Even in these images, the artist focuses on human suffering, rather than a triumphant revolution, and on the mothers carrying their children. Kollwitz does not show the violent climax of the revolt. Instead, the final plate is the aftermath, as the bodies of weavers killed in the revolt are carried into and laid on the floor of the mill. The decision to present both studies and finished plates in this case is incredibly effective. In the ink and pencil study, a woman clasps her hands together as she watches over the scene; in the margins are sketches of the same figure seated or with her head bowed differently. In the final print, her hands are in fists at her side; the resulting grief-stricken, helpless fury, rather than the more passive surrender of the first draft, is so much more powerful.

The corridor between the two main gallery rooms is devoted to the versions of plate three of Kollwitz’s Peasants’ War series (c. 1901–8), which displays both her narrative and her artistic process. Her earliest versions began with an allegory image of Inspiration, in the form of a young man teaching an older woman how to use a scythe as a weapon. In contrast, the final version of plate three depicts the woman alone, tightly fitted within the frame of the plate, sharpening her scythe. Seeing Kollwitz’s ideas develop from preliminary sketches to test etchings, which she then reworked with ink and pencil, offers remarkable insight into her practice. 

One of Kollwitz’s recurring subjects was the most brutal image of grief: mothers weeping over their dead children. These images are not majestic pietas, yet they are just as raw and agonizing. She often used herself as a model, and looking at the preparatory sketches it’s easy to feel the anguish of drawing her own sleeping child, Peter, as a corpse. Kollwitz’s work is most remarkable and beautiful for its unflinching empathy, and the depth of emotion and pain that she puts before her audience. A whole wall is devoted to the development of the etching “Woman with Dead Child,” through 1903, making it possible to trace her evolution from naturalistic studies to the finished version in which mother and child seem to share one body, and she has almost completely obscured the mother’s face. The resonance of these works has not diminished. How many times have we seen a scene like this represented in the arts? 

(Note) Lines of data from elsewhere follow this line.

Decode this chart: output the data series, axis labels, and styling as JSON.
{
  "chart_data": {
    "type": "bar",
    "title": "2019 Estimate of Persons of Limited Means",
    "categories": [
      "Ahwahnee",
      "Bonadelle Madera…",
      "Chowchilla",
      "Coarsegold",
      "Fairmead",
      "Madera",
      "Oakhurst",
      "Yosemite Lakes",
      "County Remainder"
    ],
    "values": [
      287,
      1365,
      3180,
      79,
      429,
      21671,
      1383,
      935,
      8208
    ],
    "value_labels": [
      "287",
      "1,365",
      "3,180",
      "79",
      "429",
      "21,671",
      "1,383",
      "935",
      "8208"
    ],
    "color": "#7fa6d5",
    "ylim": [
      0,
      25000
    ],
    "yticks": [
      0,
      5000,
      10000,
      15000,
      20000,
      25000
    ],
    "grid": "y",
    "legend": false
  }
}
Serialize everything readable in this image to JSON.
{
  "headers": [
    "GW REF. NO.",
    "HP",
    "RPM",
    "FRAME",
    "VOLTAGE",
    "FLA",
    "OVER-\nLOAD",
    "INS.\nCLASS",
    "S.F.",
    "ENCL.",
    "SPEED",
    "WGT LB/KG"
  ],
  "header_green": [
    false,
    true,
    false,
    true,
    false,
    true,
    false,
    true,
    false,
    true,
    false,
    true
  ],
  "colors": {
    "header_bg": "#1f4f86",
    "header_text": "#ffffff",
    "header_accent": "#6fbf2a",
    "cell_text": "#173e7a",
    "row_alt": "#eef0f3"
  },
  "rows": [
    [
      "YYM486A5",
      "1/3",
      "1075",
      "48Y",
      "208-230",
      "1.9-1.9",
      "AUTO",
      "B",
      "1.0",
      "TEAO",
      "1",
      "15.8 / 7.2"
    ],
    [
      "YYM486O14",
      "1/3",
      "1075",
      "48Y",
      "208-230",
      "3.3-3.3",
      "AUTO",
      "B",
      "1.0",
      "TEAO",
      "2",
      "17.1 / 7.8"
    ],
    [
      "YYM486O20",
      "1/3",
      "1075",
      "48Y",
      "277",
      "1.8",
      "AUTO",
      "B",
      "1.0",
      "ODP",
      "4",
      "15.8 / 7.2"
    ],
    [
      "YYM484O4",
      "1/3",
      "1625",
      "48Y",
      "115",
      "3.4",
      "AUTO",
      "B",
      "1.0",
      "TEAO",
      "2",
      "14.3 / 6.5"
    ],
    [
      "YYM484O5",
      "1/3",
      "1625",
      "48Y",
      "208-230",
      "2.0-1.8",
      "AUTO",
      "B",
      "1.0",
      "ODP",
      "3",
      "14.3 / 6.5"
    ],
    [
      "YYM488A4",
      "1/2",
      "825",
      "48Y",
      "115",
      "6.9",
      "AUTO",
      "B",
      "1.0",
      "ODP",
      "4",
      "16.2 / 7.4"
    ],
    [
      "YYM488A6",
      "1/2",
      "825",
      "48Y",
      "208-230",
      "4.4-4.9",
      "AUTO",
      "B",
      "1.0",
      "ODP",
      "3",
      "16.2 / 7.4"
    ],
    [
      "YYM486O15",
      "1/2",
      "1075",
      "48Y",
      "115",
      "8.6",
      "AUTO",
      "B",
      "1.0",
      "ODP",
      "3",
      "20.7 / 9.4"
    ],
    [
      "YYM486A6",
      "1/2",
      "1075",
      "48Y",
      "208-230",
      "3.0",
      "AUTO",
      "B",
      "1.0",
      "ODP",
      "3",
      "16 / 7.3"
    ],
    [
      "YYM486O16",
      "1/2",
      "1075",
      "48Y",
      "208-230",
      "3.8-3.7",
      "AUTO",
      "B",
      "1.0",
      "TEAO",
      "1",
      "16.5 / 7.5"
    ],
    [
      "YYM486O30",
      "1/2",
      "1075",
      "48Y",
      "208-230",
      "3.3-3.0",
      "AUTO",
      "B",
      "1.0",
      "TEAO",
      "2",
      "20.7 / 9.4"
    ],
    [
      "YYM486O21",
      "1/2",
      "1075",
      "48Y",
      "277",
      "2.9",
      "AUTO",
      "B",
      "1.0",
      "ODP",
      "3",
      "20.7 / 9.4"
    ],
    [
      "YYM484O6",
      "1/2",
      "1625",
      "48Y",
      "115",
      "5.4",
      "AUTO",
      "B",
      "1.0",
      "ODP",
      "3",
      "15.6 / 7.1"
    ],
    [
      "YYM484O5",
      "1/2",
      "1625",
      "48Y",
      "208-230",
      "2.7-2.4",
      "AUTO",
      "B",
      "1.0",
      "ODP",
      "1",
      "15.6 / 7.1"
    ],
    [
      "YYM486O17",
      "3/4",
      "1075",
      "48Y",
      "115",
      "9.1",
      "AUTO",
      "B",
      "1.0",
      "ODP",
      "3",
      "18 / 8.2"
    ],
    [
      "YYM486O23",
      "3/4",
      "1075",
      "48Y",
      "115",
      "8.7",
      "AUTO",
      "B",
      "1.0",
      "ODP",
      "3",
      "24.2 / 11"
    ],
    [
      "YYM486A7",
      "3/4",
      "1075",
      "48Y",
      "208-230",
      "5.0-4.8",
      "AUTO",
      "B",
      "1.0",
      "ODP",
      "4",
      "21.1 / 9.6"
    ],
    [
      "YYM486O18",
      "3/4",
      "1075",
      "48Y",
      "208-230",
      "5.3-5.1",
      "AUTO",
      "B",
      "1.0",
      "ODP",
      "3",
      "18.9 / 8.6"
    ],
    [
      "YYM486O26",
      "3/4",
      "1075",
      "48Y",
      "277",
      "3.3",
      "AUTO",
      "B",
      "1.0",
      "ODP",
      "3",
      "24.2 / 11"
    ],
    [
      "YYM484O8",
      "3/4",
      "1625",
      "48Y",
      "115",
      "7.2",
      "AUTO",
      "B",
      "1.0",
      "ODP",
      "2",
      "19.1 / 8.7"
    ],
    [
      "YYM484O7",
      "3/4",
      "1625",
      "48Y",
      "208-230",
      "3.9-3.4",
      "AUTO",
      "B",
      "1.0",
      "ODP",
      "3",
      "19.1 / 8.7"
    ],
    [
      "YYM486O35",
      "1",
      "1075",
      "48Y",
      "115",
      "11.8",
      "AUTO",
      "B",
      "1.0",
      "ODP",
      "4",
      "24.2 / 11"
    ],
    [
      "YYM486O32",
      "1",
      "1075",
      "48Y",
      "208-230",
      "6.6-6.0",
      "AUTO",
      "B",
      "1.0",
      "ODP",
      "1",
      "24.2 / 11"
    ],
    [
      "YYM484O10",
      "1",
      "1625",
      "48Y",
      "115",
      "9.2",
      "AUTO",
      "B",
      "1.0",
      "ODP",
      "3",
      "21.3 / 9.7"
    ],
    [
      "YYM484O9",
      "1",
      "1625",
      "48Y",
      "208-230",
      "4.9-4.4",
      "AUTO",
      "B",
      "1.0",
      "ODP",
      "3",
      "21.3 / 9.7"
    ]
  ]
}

Eleven years later, Peter was killed in action in the First World War, aged 18; his death shattered her, and intensified her pacifist beliefs. The show’s final section includes Kollwitz’s political and humanitarian posters, a few beautifully intimate charcoal and crayon sketches of lovers that are drawn with the same sparse gestures as her images of grief, and her War print series (1918–22/23), begun just after the end of World War I. These works mark a transition from lithography and etching to woodcut printing.

The switch to woodcut served a practical purpose, allowing for editions of up to 400 to be published, and much faster and cheaper production than engraving, but it’s the aesthetic transformation that’s most notable. Kollwitz’s facility with gesture and emotional expression remains, but the grayscale of the other mediums is gone, replaced by stark black and white. She began the War series as crayon lithographs (some of which are included in the show), which have a sense of softness that the final works reject. The War woodcuts are unrelenting, a culmination of the rage and tragedy that carry through her oeuvre. In the nearly 80 years since Kollwitz’s death, images of violence have only become more ubiquitous. It’s a devastating testament to her artistry that these works are still so moving. 

Käthe Kollwitz continues at the Museum of Modern Art (11 West 53rd Street, Midtown, Manhattan) through July 20. The exhibition was organized by Starr Figura, curator, with Maggie Hire, curatorial assistant, Department of Drawings and Prints.